Boss James Beattie is standing beneath the main stand at the Store First Stadium, holding court on how he expects Stanley to be underestimated once more this season, when he is stopped in his tracks by a banging noise from above.
It is Bill Holden, taking a hammer to the roof of the stand, making some last-minute adjustments ahead of tomorrow’s opening game of the League Two season against Phil Brown’s Southend United.
In Holden the Stanley spirit of the late, great club chairman Eric Whalley, who sadly died during the summer at the age of 73, lives on.
It has always been make do and mend at Stanley, quite literally.
Holden is 70 now. He may be a director of the club, but he is doing this repair work voluntarily, just as he has always done.
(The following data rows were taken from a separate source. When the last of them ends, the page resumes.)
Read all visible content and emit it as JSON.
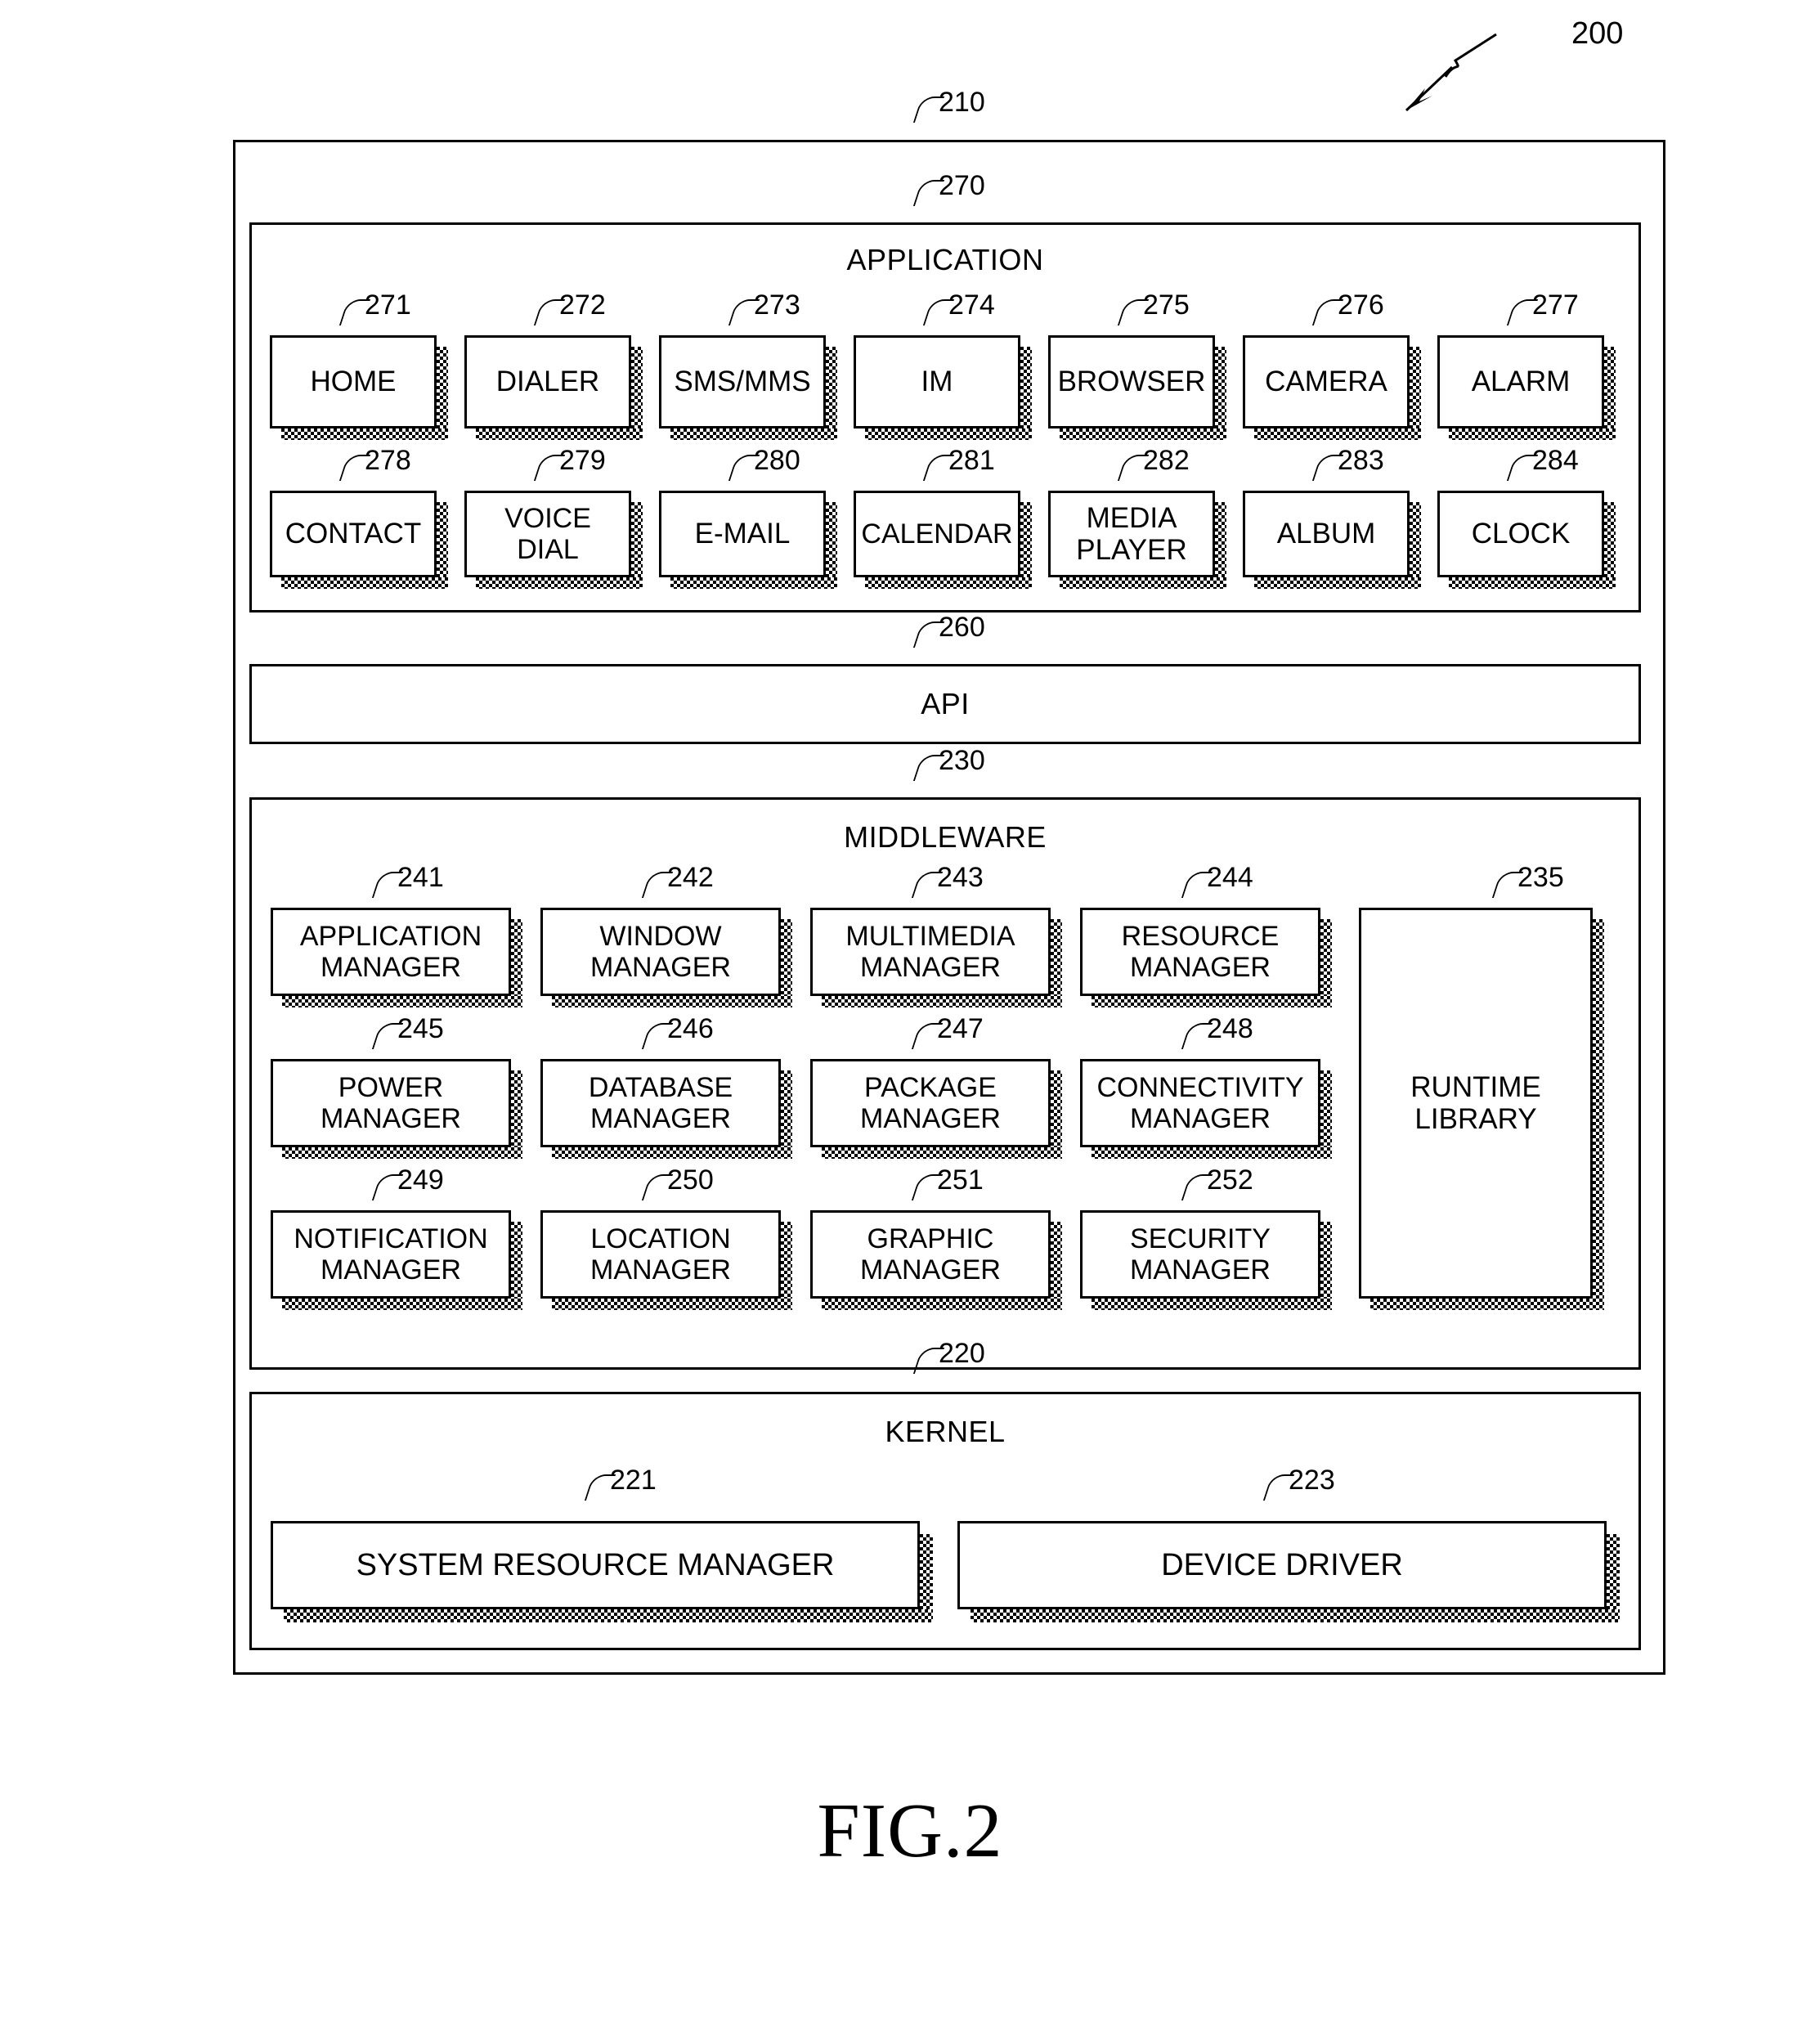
{
  "figure": {
    "caption": "FIG.2",
    "top_marker": "200"
  },
  "diagram": {
    "outer": {
      "ref": "210"
    },
    "layers": [
      {
        "id": "application-layer",
        "ref": "270",
        "title": "APPLICATION",
        "rows": [
          [
            {
              "ref": "271",
              "label": "HOME"
            },
            {
              "ref": "272",
              "label": "DIALER"
            },
            {
              "ref": "273",
              "label": "SMS/MMS"
            },
            {
              "ref": "274",
              "label": "IM"
            },
            {
              "ref": "275",
              "label": "BROWSER"
            },
            {
              "ref": "276",
              "label": "CAMERA"
            },
            {
              "ref": "277",
              "label": "ALARM"
            }
          ],
          [
            {
              "ref": "278",
              "label": "CONTACT"
            },
            {
              "ref": "279",
              "label": "VOICE DIAL"
            },
            {
              "ref": "280",
              "label": "E-MAIL"
            },
            {
              "ref": "281",
              "label": "CALENDAR"
            },
            {
              "ref": "282",
              "label": "MEDIA\nPLAYER"
            },
            {
              "ref": "283",
              "label": "ALBUM"
            },
            {
              "ref": "284",
              "label": "CLOCK"
            }
          ]
        ]
      },
      {
        "id": "api-layer",
        "ref": "260",
        "title": "API"
      },
      {
        "id": "middleware-layer",
        "ref": "230",
        "title": "MIDDLEWARE",
        "rows": [
          [
            {
              "ref": "241",
              "label": "APPLICATION\nMANAGER"
            },
            {
              "ref": "242",
              "label": "WINDOW\nMANAGER"
            },
            {
              "ref": "243",
              "label": "MULTIMEDIA\nMANAGER"
            },
            {
              "ref": "244",
              "label": "RESOURCE\nMANAGER"
            }
          ],
          [
            {
              "ref": "245",
              "label": "POWER\nMANAGER"
            },
            {
              "ref": "246",
              "label": "DATABASE\nMANAGER"
            },
            {
              "ref": "247",
              "label": "PACKAGE\nMANAGER"
            },
            {
              "ref": "248",
              "label": "CONNECTIVITY\nMANAGER"
            }
          ],
          [
            {
              "ref": "249",
              "label": "NOTIFICATION\nMANAGER"
            },
            {
              "ref": "250",
              "label": "LOCATION\nMANAGER"
            },
            {
              "ref": "251",
              "label": "GRAPHIC\nMANAGER"
            },
            {
              "ref": "252",
              "label": "SECURITY\nMANAGER"
            }
          ]
        ],
        "runtime": {
          "ref": "235",
          "label": "RUNTIME\nLIBRARY"
        }
      },
      {
        "id": "kernel-layer",
        "ref": "220",
        "title": "KERNEL",
        "rows": [
          [
            {
              "ref": "221",
              "label": "SYSTEM RESOURCE MANAGER"
            },
            {
              "ref": "223",
              "label": "DEVICE DRIVER"
            }
          ]
        ]
      }
    ]
  }
}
“Just doing a little interview here Bill, give us two minutes pal!” Beattie shouts up affectionately.
The banging stops, and Beattie continues his interview. He is in mid-flow again when the noise resumes.
“Bill!” he shouts again, laughing at the absurdity of a moment that somehow encapsulates everything about this club. They will never be conventional, but they do what they can to fight against the odds.
With some bookmakers they are favourites for the drop this term, along with Morecambe.
There has barely been a season when it has been any different, despite the Reds’ impressive climb to 15th place last term after a nightmare start of only two points from their first 10 games.
“If we could get a decent start this time it would be great,” Beattie said. “If we’d done that last season we’d have been in a much better position, but towards the middle and end of the season the lads were tremendous.
“Already we’ve been written off again and that lies perfectly with the club, we’re used to it.
“There’s a definite determination within the squad to prove people wrong. I think we are underestimated by everybody but it’s great when teams do that.
“It gives you an advantage.”
Peter Murphy has left for Wycombe but the Reds have brought in former Oldham keeper Luke Simpson and young midfielder Connor Martin, as well as signing Adam Buxton after a loan spell last season.
“Hopefully there are going to be a couple more faces but it will have to be going to the bigger clubs and trying to ask them for a favour,” Beattie said. “But I’m delighted with the squad I’ve assembled. The spirit is spot on.”
Will Hatfield is an injury doubt for the opening game, while a calf problem means there has been no resolution yet on whether Brett Ormerod will sign a deal to return for a second spell. The 37-year-old has spent pre-season with Stanley.
“We’ll give Brett all the treatment he needs to get back fit, and then we’ll sit and talk about it,” Beattie said.
Interview done, the Stanley boss shouts up to Holden on the roof.
Briefly, there is no reply.
“Have you fallen off?” Beattie asks. He hasn’t, of course.
The banging starts again, the preparations for the first game resume.
Stanley will continue in their own inimitable way. So far it has worked just fine.